According to a recent VanEck report, China and Russia are using Bitcoin to settle some energy trades. The development follows escalating global trade tensions after the Trump administration issued a tariff package targeting imports from China and other countries on April 2. The announcement has drawn fears of greater monetary and geopolitical fragmentation.

Matthew Sigel, Head of Digital Assets Research for VanEck, said interest in Bitcoin as a settlement mechanism is becoming less speculative. Bolivia has also joined China and Russia in announcing plans to import electricity through crypto-based payments. French energy provider EDF is also considering Bitcoin mining with surplus electricity that it currently exports to Germany.

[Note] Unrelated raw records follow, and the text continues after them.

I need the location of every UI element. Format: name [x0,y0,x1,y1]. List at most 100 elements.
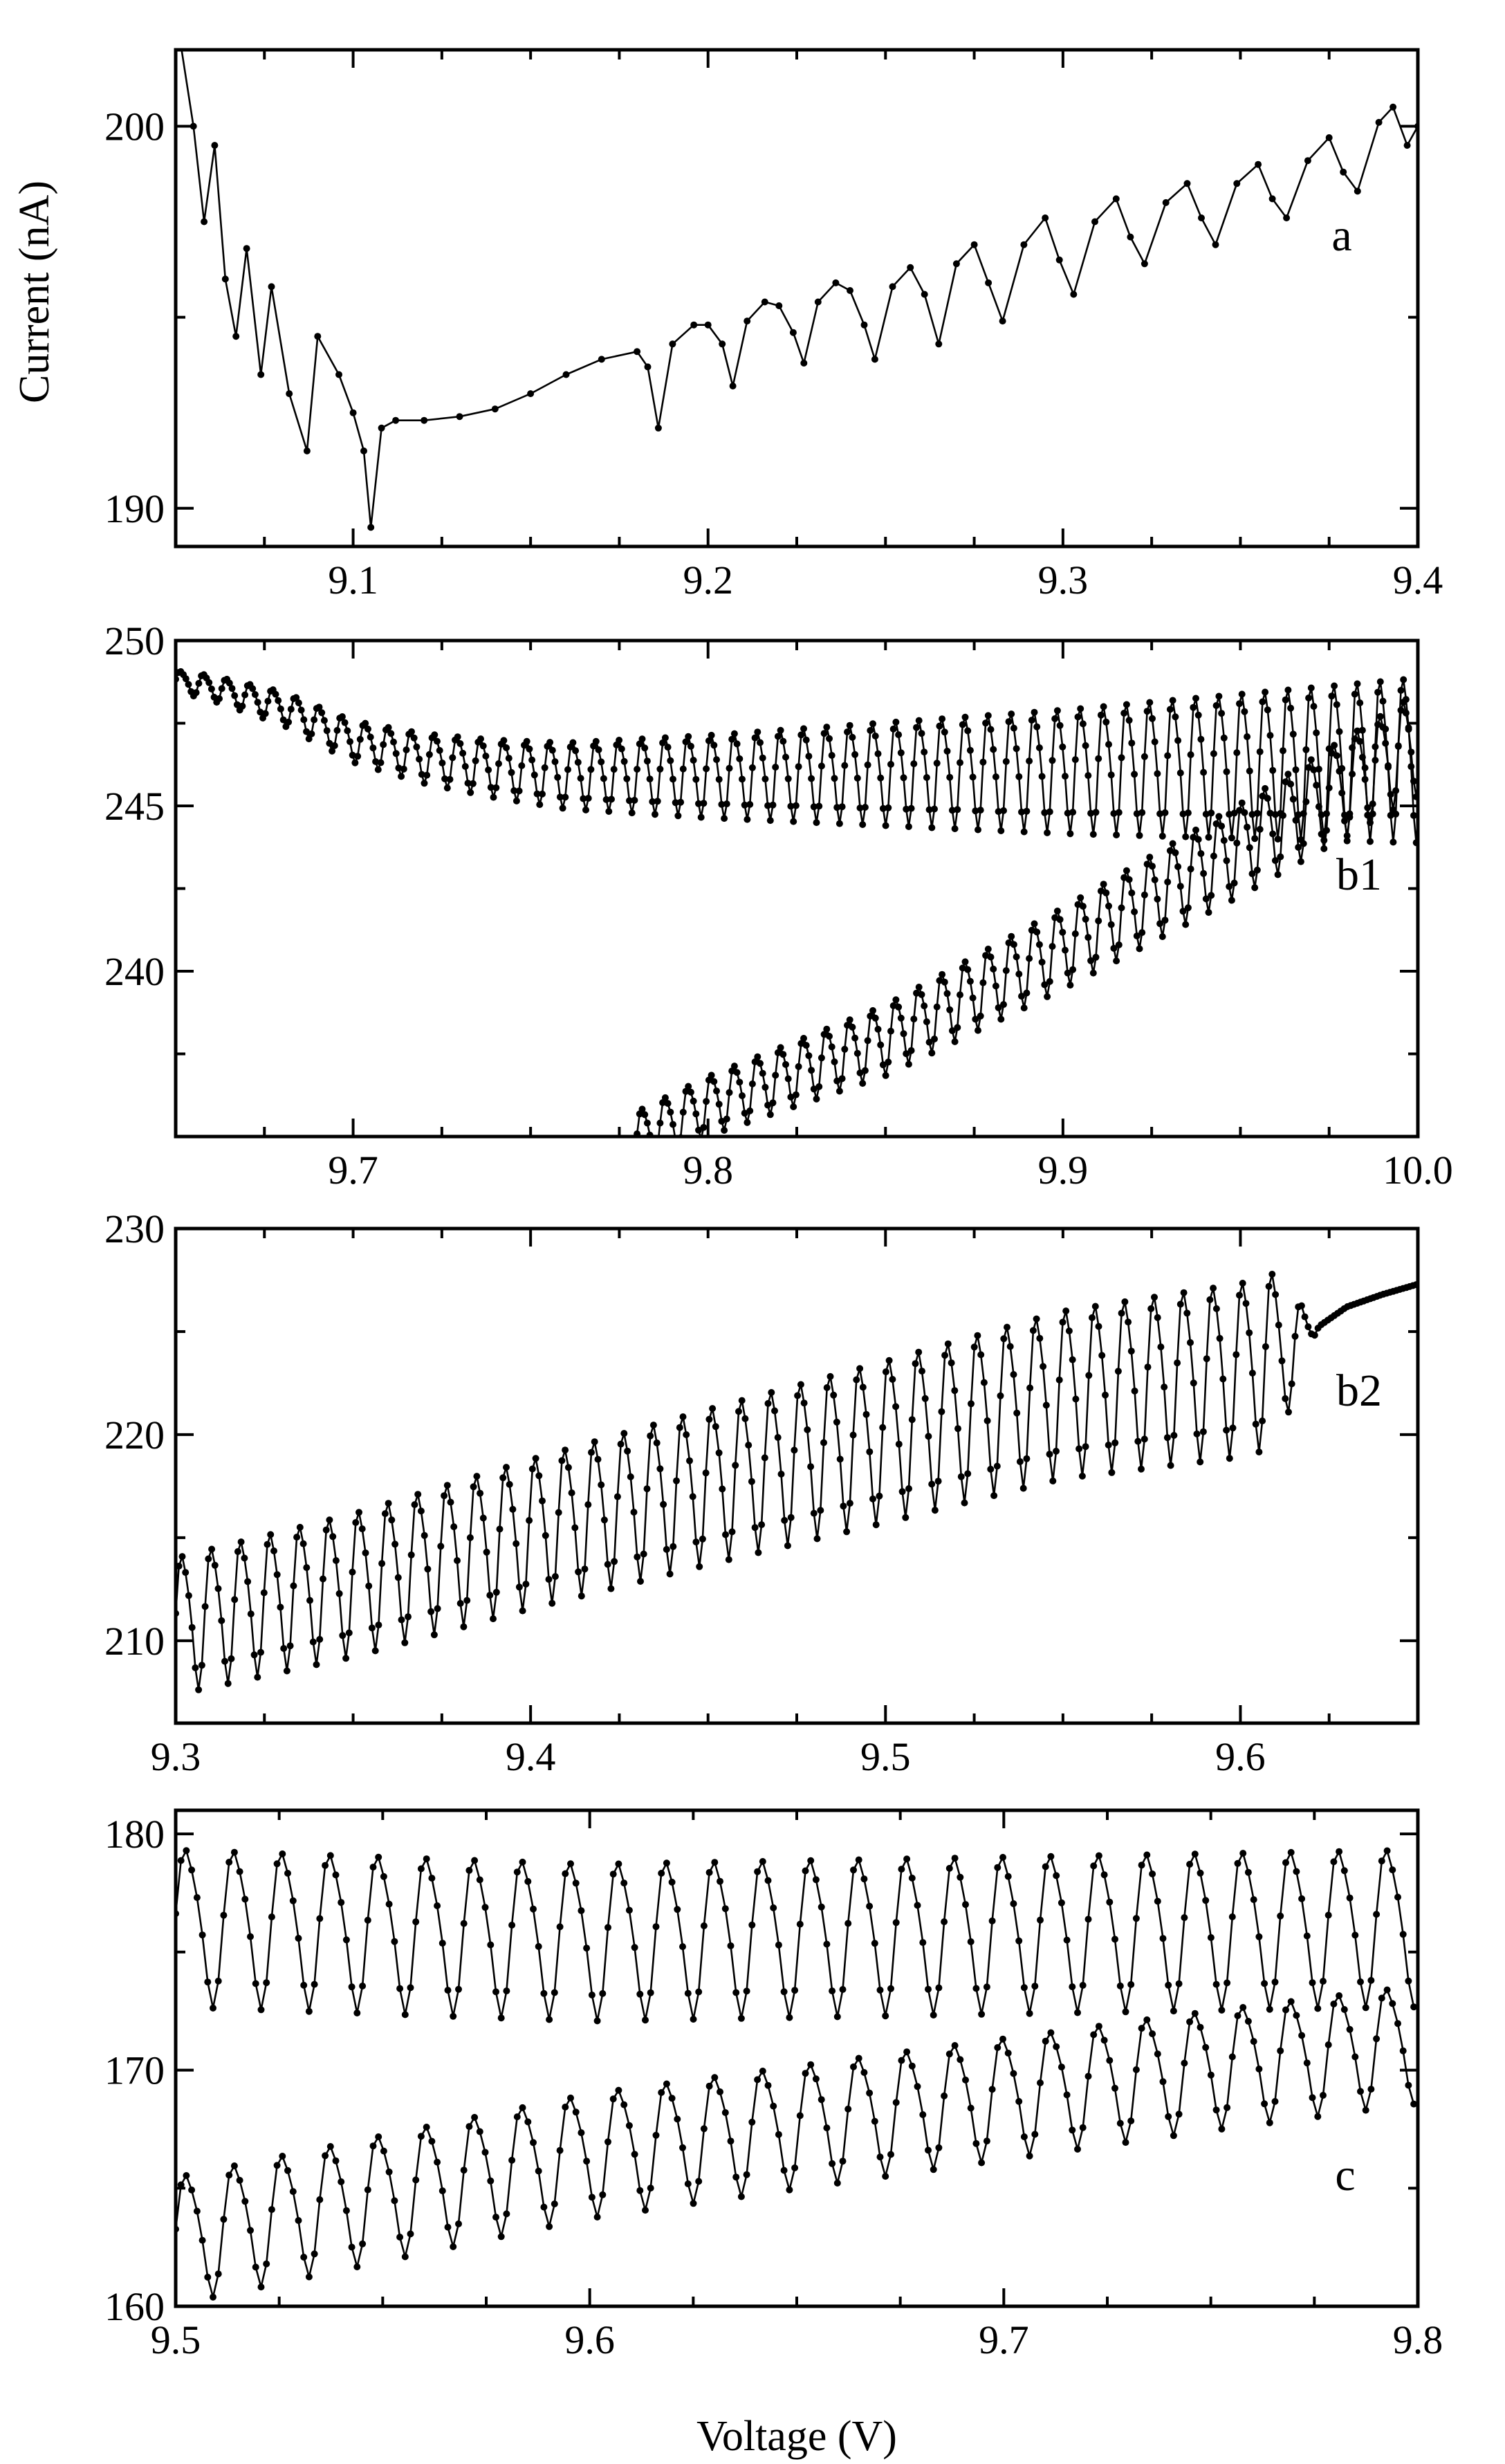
data-point [1358,753,1366,761]
data-point [228,685,236,692]
data-point [1169,840,1176,847]
data-point [1218,822,1226,830]
data-point [1331,682,1338,690]
y-tick-label: 180 [104,1812,165,1857]
data-point [1090,2031,1098,2039]
data-point [721,2109,729,2116]
data-point [787,1093,795,1101]
data-point [1092,953,1100,961]
data-point [743,1987,750,1995]
data-point [1271,857,1279,864]
data-point [293,1534,301,1541]
data-point [1313,782,1320,789]
data-point [380,741,387,748]
data-point [954,1024,961,1031]
data-point [533,790,541,798]
data-point [726,764,733,772]
data-point [508,769,515,776]
x-tick-label: 9.5 [151,2317,201,2362]
data-point [656,1119,664,1127]
data-point [1220,734,1228,742]
data-point [1026,757,1033,765]
data-point [623,775,631,782]
data-point [1149,863,1156,870]
data-point [380,1873,387,1880]
data-point [1362,2004,1369,2012]
data-point [254,1673,261,1681]
data-point [473,1473,481,1480]
data-point [582,806,589,813]
data-point [860,1875,868,1883]
data-point [1111,2084,1118,2092]
y-tick-label: 210 [104,1619,165,1664]
data-point [413,743,421,751]
data-point [649,1422,657,1429]
data-point [1035,941,1043,948]
data-point [1302,798,1310,805]
data-point [1399,2047,1407,2054]
data-point [862,1410,870,1418]
data-point [855,2054,862,2062]
data-point [369,2142,377,2150]
data-point [700,1922,708,1929]
data-point [584,1501,592,1509]
data-point [882,822,889,829]
data-point [1228,1913,1236,1920]
data-point [1289,796,1297,803]
data-point [476,1876,483,1884]
data-point [391,1541,399,1548]
data-point [1176,883,1184,890]
data-point [705,1868,713,1876]
data-point [1218,710,1226,717]
data-point [587,766,595,773]
data-point [764,2081,772,2089]
data-point [770,2102,777,2110]
data-point [477,1489,484,1497]
data-point [1194,711,1202,719]
data-point [348,2243,356,2251]
data-point [1031,2131,1039,2138]
data-point [943,990,951,997]
data-point [1200,769,1208,776]
data-point [1131,771,1138,778]
data-point [1169,697,1176,704]
data-point [997,1015,1005,1023]
data-point [381,1510,389,1518]
data-point [539,790,546,798]
data-point [646,775,654,783]
data-point [1309,1979,1316,1987]
data-point [856,1365,864,1372]
data-point [444,2223,452,2231]
data-point [1202,895,1210,903]
data-point [1023,1455,1031,1462]
data-point [895,1003,903,1011]
data-point [835,820,843,827]
data-point [583,2158,591,2165]
data-point [984,712,992,719]
data-point [421,1532,428,1539]
data-point [264,697,272,705]
data-point [398,773,405,780]
data-point [359,1983,367,1989]
data-point [709,1405,717,1413]
data-point [840,1502,847,1510]
data-point [892,718,900,726]
data-point [1046,1451,1053,1458]
data-point [315,704,323,711]
data-point [470,1483,477,1491]
data-point [853,774,861,782]
data-point [826,1033,833,1040]
data-point [272,690,279,698]
data-point [1183,180,1191,187]
data-point [972,1985,980,1992]
data-point [1331,742,1338,749]
data-point [791,1987,799,1994]
data-point [1361,775,1369,783]
data-point [944,1340,952,1348]
data-point [1149,2030,1156,2038]
data-point [598,1481,605,1489]
data-point [172,8,179,15]
data-point [741,1415,749,1422]
data-point [807,1857,815,1864]
data-point [620,1430,628,1437]
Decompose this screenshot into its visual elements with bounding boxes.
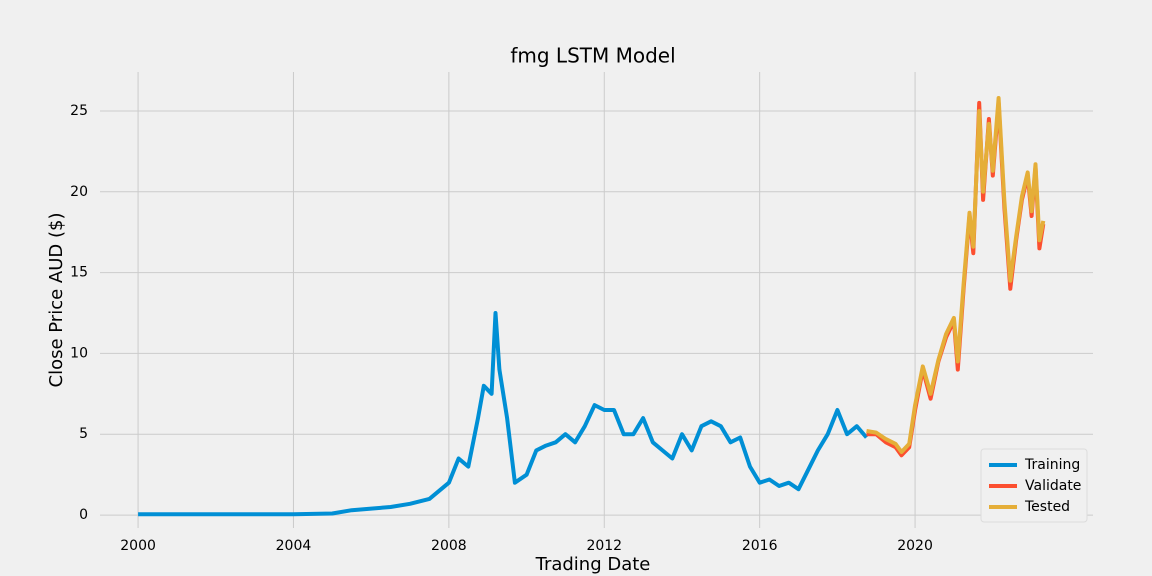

The report says these developments are part of a broader change in how digital assets are being used in global trade, especially by countries seeking alternatives to the U.S.-dominated financial infrastructure. Using digital assets to settle transactions could be a sign that some countries are diversifying their trade and payment systems.

Investors are also watching the Federal Reserve's evolving position closely. Dovish turns in interest rate expectations and rising liquidity conditions have historically buoyed Bitcoin performance, Sigel adds.

The U.S. Dollar Index (DXY) is also an important signal — persistent dollar weakness may bolster Bitcoin as a macro hedge. While 10-year Treasury yields spiked on April 7, Bitcoin's muted response indicates decreased sensitivity to traditional macro headwinds. U.S.-listed spot Bitcoin ETPs are also net positive by around $600 million in the year, and inflows recommenced at the end of March.

Also on the radar are on-chain activity and possible retaliatory measures from China or the EU to circumvent dollar-based systems as catalysts for further crypto adoption.

As per Kraken's price feeds , Bitcoin is trading for $77,404.85, down from recent highs near $85,000.